I condemn my acts from what I did in the past and I no longer disassociate myself from those acts. It's something that I did solely. Then, months later, in conversations with Sally and letters to reporter Mike Finkel, Longo comes close to a full confession. He even gives them chilling details of how he murdered Sadie and Zachary.

He didn't just kill them, but he brutally killed them as kids suffer. But today, talking to 48 hours from Death Row, Longo, who is working on his appeal, reverts back to his old story. Did you kill Sadie and Zachary? That's something that I'm not going to discuss right now. I'm going to essentially stick with what was brought out in court because that is on the record.

Do you think we'll ever have the truth of what happened?

I think the jury in their verdict said what happened. Oregon District Attorney Josh Marquis.

Exactly how it happened. Well, we never know. No, we won't.

Because it's coming from the lips of a liar. This is a true story. Now, Hollywood's version of Finkel's book is about to be released. I believe we're dealing with an exceptionally dangerous man. You can't waste. I've so many stories to tell. And you chose his.

Actually, he picked me. Didn't pick you. He used you. The psychological thriller focuses on the reporter and the killer's game of cat in mouse. My whole reputation is on the line. Don't give up on me. Are you really going to be the man who might set him free? Chris, did you do what you're accusing him?

I wish that parts of the story weren't true. But the story of this odd friendship continues. It's much more casual than it ever has been, but he's not completely out of my life. And I doubt he ever will until the day he's put to death. What is left to learn from this man?

The biggest question of all, which is, you know, why would you do this? Why didn't you just leave? Leave your family?

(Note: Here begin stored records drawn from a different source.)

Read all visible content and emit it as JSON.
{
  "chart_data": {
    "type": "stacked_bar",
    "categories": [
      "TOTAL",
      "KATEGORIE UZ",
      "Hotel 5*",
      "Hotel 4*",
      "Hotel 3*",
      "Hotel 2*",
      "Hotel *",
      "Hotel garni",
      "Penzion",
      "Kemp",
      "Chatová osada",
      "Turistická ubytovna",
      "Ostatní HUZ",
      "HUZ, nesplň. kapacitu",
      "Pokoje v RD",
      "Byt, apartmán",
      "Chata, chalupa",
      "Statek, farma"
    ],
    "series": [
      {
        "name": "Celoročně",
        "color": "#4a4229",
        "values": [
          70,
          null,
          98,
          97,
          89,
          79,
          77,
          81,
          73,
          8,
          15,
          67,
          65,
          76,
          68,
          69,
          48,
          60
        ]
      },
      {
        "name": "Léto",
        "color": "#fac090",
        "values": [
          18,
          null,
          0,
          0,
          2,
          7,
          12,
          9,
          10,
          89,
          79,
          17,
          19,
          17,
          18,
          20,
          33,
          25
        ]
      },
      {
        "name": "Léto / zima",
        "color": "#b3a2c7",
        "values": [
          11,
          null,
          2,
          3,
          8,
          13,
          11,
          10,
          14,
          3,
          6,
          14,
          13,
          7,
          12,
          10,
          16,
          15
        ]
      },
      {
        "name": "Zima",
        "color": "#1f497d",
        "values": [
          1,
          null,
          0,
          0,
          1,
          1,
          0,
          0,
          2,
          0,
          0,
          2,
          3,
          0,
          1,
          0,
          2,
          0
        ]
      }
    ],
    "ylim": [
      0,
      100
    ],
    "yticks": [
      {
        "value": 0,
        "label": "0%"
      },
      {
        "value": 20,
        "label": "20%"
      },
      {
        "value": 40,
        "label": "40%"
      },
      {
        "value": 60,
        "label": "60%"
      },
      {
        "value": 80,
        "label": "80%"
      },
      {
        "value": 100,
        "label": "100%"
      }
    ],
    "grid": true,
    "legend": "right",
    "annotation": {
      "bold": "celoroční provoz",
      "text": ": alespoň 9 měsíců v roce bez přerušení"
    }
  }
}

That's the big question we'll never really know.

Oh, it's okay to see you again soon too. Back in Oregon, we brought Mary Jane's sister Penny to see lead detective Trish Miller.

This whole town was amazing to us.

And to see a plaque memorializing the lives that were lost.

There's something about your sister that he would like people to know and remember about her.

And the kids, there are four people that are gone.

That would have made the world a better place.

In 2022, Oregon Governor Kate Brown commuted the sentences of all 17 people on Oregon's death row,

including Christian Longa. Longa is currently serving a life sentence without the possibility of

parole. Michael Finkel took Longa's advice and married his girlfriend, Jill. They now have three children.